First Amendment - Speech Flashcards
What types of speech are held to strict scrutiny?
Content based regulation.
Content based regulation involves:
1) A viewpoint is regulated OR
2) A subject matter is regulated.
What type of speech is held to intermediate scrutiny?
Content Neutral Regulation.
Content Neutral Regulation involves:
1) Viewpoint is neutral AND
2) Subject matter is neutral.
What is the standard for deciding if speech is content based?
If the government has adopted a regulation of speech because of agreement or disagreement with the message it conveys, then it is content based.
What is the standard for if regulation is content neutral?
If it advances an important governmental interests unrelated to the suppression of free speech and does not burden substantially more speech than necessary to further those interests.
What are time, place, and manner regulations?
These are allowed as long as they are content neutral and regulate only time, place, and manner and are designed to serve a substantial government interest and do not unreasonably limit alternate avenues of communication.
In National Endowment for the Arts v. Finley, the government was determining who got funding for their art and who did not. The group giving funding would do so using general standards of decency and respect for the diverse beliefs of the American public. Was this constitutional?
Yes. Because the NEA grants awards according to the artistic worth of competing applications, so absolute neutrality is impossible.
Pleasant Grove, Utah v. Summum
Is Government Speech regulated by the First Amendment?
No. Government speech is not regulated by the First Amendment. The government has a right to speak, just like an individual. The First Amendment simply restricts the ability of the government to regulate private individuals speak.
What is Vagueness?
The law is written in a way that the government does not know how to properly enforce it and the people do not know how to abide by it.
What is overbreadth?
A law is unconstitutionally overbroad if it regulates substantially more speech than the Constitution allows to be regulated, and a person to whom the law can be applied can argue that it would be unconstitutionally applied to others.

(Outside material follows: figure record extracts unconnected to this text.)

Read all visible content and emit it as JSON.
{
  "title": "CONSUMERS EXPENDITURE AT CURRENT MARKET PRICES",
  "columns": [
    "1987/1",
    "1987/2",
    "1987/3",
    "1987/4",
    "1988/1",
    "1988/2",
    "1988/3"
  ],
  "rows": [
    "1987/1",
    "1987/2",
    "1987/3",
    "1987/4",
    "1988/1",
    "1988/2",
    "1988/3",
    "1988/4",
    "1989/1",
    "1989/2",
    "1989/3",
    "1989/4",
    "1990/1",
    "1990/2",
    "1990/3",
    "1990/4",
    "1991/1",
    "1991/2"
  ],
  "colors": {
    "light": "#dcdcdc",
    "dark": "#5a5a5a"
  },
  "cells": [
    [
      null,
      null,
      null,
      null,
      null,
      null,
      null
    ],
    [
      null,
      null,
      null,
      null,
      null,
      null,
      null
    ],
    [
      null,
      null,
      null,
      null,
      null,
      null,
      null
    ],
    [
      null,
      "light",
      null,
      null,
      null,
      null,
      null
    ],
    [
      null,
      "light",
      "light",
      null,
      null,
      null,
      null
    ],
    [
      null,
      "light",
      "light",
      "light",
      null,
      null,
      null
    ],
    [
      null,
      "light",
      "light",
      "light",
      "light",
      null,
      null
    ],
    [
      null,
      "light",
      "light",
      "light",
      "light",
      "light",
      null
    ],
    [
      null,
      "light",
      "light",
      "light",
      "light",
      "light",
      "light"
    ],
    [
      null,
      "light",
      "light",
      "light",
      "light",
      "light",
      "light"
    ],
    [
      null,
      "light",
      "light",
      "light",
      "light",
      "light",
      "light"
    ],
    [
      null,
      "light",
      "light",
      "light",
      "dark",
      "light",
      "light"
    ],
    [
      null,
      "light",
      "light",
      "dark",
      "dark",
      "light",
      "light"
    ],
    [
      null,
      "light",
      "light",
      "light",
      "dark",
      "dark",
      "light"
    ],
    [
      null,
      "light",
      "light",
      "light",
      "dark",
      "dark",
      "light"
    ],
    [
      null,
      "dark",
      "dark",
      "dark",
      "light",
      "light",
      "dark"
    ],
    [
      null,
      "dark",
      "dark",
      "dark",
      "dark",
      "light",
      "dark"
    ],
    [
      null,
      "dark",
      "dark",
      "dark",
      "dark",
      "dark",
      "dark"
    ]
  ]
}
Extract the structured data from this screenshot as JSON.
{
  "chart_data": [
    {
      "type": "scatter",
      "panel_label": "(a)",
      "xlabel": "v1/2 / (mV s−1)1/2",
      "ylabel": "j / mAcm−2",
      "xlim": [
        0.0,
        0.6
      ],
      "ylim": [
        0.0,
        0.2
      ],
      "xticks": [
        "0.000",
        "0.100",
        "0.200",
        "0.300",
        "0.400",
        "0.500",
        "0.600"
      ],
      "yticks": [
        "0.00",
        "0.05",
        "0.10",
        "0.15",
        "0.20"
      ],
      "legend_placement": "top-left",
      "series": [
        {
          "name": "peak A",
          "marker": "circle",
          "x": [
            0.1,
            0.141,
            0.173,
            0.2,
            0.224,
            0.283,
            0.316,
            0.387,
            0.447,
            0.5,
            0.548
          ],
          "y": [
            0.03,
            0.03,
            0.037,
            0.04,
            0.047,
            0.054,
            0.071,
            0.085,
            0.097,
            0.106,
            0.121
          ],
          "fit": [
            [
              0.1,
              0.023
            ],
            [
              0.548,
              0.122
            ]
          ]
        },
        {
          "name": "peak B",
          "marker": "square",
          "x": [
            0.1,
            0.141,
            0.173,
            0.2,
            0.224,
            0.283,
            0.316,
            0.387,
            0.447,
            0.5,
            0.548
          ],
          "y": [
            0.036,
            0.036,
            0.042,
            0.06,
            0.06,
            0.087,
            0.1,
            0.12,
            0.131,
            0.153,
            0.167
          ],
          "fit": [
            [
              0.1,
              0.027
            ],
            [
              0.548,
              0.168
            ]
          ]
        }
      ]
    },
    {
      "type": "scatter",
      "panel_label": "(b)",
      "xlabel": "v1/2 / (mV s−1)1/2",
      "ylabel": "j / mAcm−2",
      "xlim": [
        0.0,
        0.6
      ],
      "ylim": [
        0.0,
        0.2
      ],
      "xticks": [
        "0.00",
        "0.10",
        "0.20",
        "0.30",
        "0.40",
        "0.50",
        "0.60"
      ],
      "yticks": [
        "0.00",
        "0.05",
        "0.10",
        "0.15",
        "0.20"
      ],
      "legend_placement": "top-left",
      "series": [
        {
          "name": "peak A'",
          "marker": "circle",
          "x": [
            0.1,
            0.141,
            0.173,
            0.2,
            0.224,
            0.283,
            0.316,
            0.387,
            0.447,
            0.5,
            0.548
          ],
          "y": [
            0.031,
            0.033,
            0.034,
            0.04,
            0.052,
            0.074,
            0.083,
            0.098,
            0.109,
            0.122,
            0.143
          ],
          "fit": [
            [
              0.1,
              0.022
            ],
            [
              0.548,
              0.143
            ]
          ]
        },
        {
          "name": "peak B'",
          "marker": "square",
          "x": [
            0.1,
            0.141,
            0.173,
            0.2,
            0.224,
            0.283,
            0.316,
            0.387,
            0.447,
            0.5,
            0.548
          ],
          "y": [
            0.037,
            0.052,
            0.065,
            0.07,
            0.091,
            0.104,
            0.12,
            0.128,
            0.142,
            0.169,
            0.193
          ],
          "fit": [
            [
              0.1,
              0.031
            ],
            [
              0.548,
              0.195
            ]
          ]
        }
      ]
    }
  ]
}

How is the requirements of standing altered for challenging laws for broadness?
Overbroad laws can be challenged by those who would normally not have direct standing to challenge them. Although these individuals were not directly harmed by the law, they can still challenge the law.
How broad must a law be to qualify as an overbroad statute?
it cannot simply be overbroad, it must also be real problem and it must be substantially overbroad.